Wednesday, April 8, 2015

April 10


The first honeybees, Apis meliflora, visited our crocus blossoms today. It was a clear, still, and relatively warm afternoon, and at some point during the warming day, the first foraging workers must have ventured out to find our pitiful early fare.

A neighbor keeps several bee boxes in the northern corner of the farm field, which is only a few hundred yards as the crow flies, across the road, through the tall spruce line, and over the undulating vegetable field. In the winter, the bees are clustered together inside the hives, ever rotating within a tight ball so that they conserve heat. On calm days in midwinter, when the temperature is so cold outside, I’ve put my ear to the side of the box and listened to the dull hum of the bees within.

Now I imagine that scouts have been leaving the hives for a couple of weeks, looking desperately for pollen and nectar sources to report back. It’s difficult to think that our twenty or so crocuses could cause much excitement, but to look at them now in the afternoon sun loaded with bees going in and out of each one makes you think the pickings are good.
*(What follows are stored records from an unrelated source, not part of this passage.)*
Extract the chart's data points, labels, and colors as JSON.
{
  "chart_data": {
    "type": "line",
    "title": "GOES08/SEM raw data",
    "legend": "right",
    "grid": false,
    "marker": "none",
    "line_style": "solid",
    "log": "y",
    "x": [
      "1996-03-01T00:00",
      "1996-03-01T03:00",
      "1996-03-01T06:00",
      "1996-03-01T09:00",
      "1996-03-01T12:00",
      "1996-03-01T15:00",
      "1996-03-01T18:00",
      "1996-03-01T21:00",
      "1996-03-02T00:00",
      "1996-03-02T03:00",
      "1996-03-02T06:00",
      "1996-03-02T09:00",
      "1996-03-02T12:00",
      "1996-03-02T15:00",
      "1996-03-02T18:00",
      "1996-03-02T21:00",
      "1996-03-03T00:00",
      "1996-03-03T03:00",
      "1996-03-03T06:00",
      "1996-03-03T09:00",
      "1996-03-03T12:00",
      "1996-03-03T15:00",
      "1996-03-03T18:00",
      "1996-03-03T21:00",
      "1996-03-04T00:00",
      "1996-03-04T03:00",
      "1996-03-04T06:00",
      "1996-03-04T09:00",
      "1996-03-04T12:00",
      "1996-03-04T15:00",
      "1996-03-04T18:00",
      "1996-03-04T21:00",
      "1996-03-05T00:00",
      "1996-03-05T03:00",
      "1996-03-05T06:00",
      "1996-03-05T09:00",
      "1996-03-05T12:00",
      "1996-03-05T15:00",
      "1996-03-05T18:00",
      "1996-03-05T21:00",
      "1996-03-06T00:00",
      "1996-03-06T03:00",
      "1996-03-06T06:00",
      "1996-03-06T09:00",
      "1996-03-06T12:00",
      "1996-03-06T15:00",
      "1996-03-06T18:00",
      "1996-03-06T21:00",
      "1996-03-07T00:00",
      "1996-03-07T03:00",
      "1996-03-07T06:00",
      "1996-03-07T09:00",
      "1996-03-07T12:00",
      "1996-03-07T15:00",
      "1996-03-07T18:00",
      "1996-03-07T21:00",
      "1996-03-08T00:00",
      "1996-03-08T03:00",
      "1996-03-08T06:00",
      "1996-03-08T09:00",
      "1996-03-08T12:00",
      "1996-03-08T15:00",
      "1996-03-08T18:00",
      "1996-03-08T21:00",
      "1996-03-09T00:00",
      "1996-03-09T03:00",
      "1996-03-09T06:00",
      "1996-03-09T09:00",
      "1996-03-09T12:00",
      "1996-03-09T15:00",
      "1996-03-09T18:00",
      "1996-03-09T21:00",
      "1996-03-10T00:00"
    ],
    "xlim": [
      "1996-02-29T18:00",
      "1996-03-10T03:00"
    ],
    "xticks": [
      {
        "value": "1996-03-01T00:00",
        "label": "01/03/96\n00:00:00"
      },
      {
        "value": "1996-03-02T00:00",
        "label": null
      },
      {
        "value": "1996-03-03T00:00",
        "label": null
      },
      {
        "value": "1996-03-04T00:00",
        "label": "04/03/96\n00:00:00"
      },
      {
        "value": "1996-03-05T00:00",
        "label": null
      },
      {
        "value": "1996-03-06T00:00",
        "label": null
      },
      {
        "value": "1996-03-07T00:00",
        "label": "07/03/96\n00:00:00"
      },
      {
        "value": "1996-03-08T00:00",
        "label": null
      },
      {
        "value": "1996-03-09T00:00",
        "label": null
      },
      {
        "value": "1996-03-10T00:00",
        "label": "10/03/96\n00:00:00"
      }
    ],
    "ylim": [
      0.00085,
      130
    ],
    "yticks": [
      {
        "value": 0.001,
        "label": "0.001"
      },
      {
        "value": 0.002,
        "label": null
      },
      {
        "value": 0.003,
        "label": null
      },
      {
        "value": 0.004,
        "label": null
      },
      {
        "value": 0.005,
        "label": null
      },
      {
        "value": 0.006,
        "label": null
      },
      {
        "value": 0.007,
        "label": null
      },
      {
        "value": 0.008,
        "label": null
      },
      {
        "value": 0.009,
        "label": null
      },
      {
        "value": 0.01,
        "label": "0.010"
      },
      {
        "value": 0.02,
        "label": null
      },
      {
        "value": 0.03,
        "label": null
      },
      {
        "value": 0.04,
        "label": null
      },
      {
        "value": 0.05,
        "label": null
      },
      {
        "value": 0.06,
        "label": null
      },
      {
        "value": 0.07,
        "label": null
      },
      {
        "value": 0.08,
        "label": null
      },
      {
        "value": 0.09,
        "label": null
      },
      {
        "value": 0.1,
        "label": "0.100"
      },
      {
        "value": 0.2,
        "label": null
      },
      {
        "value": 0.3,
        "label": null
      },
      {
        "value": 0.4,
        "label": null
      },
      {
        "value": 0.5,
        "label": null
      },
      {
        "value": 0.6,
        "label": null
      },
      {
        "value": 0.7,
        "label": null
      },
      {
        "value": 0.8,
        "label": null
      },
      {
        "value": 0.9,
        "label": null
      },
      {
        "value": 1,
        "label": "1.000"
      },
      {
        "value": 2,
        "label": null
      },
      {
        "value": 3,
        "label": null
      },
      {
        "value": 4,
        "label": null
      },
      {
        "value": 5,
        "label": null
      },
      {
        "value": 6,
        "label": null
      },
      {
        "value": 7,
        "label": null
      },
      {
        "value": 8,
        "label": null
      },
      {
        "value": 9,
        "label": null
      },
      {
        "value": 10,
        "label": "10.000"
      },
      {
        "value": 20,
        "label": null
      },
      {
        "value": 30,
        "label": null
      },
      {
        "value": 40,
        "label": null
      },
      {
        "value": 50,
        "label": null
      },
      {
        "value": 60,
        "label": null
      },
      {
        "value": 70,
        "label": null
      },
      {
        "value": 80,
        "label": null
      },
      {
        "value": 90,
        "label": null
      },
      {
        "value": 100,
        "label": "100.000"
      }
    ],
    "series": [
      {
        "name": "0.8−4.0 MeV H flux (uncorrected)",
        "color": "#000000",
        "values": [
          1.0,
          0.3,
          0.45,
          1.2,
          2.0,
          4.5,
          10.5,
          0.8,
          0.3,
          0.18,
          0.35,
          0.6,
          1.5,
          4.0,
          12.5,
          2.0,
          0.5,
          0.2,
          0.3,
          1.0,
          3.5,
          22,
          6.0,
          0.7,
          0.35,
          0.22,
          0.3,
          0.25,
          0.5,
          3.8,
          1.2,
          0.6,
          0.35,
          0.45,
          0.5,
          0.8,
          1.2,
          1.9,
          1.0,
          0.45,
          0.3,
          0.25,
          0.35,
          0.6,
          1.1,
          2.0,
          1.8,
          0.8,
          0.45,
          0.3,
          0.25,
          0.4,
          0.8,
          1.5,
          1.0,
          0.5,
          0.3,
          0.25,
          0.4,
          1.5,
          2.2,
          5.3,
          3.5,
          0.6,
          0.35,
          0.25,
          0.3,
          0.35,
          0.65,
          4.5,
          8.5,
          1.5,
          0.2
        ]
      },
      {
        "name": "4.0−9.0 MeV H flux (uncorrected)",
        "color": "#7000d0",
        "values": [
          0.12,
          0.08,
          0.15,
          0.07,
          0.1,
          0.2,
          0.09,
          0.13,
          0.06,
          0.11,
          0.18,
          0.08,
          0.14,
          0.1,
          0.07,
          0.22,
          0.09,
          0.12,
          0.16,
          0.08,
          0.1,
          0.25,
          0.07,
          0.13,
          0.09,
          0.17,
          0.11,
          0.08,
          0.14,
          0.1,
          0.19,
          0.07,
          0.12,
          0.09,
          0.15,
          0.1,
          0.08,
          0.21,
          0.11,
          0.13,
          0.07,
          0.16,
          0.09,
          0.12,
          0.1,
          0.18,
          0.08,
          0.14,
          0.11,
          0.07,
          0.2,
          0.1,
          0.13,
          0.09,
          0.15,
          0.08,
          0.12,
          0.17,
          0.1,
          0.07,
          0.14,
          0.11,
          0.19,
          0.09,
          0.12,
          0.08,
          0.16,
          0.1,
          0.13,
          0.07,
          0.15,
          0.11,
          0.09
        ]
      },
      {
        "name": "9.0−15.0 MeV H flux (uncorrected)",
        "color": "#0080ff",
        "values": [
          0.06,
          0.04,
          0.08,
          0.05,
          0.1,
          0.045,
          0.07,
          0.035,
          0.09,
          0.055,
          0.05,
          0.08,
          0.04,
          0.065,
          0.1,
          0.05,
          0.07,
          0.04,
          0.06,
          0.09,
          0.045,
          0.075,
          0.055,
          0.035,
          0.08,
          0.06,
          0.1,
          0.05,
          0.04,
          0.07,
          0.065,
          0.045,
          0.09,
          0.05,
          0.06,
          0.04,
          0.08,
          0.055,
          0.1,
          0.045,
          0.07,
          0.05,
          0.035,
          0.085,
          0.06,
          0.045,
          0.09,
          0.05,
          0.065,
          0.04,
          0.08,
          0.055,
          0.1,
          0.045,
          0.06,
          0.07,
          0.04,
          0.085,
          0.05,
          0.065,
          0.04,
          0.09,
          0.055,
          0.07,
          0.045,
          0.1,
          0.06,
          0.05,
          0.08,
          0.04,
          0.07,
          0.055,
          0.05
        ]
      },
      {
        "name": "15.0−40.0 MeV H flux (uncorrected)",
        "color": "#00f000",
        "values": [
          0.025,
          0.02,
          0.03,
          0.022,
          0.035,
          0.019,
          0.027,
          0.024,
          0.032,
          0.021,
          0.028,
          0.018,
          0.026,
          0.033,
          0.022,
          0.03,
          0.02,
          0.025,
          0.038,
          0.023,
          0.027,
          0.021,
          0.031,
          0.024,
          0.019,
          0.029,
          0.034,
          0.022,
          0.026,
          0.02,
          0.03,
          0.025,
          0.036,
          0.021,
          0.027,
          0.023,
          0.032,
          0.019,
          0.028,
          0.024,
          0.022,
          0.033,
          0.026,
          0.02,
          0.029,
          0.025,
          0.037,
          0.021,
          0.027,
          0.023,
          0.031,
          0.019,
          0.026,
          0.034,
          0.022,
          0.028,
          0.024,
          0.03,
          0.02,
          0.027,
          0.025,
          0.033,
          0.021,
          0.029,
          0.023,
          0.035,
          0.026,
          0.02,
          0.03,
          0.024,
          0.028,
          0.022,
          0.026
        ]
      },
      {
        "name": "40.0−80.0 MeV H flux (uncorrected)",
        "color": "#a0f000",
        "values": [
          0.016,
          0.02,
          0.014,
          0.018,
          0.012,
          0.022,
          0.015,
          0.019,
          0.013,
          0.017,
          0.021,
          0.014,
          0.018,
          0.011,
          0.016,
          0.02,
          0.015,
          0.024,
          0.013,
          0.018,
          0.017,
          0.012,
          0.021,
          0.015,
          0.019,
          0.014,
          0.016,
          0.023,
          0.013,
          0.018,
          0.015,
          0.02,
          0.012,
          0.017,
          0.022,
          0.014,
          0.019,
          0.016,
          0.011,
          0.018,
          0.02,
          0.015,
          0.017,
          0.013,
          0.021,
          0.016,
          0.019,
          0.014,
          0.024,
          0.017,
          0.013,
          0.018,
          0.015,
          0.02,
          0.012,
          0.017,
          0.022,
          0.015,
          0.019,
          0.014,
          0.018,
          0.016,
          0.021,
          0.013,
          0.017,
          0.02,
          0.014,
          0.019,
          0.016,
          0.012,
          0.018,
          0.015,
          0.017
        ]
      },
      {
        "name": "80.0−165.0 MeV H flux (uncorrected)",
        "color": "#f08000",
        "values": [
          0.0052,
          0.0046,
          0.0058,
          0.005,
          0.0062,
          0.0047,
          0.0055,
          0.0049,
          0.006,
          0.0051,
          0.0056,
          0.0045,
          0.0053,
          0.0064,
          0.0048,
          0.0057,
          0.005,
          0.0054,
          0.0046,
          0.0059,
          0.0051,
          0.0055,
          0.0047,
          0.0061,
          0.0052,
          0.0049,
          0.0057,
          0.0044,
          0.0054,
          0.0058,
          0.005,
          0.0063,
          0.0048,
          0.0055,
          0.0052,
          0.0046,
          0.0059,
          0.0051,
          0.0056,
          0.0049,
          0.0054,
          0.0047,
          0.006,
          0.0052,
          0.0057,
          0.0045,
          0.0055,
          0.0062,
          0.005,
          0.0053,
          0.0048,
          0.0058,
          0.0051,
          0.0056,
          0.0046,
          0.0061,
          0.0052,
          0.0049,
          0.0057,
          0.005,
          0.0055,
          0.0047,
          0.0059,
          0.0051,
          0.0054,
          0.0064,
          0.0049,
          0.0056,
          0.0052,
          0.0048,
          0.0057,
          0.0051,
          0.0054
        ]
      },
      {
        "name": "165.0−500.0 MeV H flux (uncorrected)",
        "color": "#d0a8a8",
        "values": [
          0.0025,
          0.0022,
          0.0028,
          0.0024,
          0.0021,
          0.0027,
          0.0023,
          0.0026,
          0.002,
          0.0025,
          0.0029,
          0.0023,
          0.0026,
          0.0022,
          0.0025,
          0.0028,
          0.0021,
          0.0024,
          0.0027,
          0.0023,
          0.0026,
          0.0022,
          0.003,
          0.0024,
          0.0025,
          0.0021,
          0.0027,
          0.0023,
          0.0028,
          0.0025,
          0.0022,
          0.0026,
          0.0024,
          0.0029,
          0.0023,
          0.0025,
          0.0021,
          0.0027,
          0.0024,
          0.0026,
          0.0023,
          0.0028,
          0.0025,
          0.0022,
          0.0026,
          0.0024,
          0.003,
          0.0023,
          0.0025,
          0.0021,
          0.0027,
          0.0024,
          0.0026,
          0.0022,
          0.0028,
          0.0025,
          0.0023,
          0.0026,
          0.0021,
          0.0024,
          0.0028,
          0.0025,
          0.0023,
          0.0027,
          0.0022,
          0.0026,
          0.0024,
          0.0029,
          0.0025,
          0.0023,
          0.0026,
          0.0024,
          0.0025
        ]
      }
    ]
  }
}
The air is still right now, and I can clearly hear the calls of several birds – some in the spruce line, some in the north woods, and others behind the house near the feeder no doubt. Now joining the chorus are the emergent insects that are beginning to buzz about.

These insects will be the fodder for our new bird migrants that soon will come, our grosbeaks, catbirds, wrens, and orioles. Spring is continuing to arrive.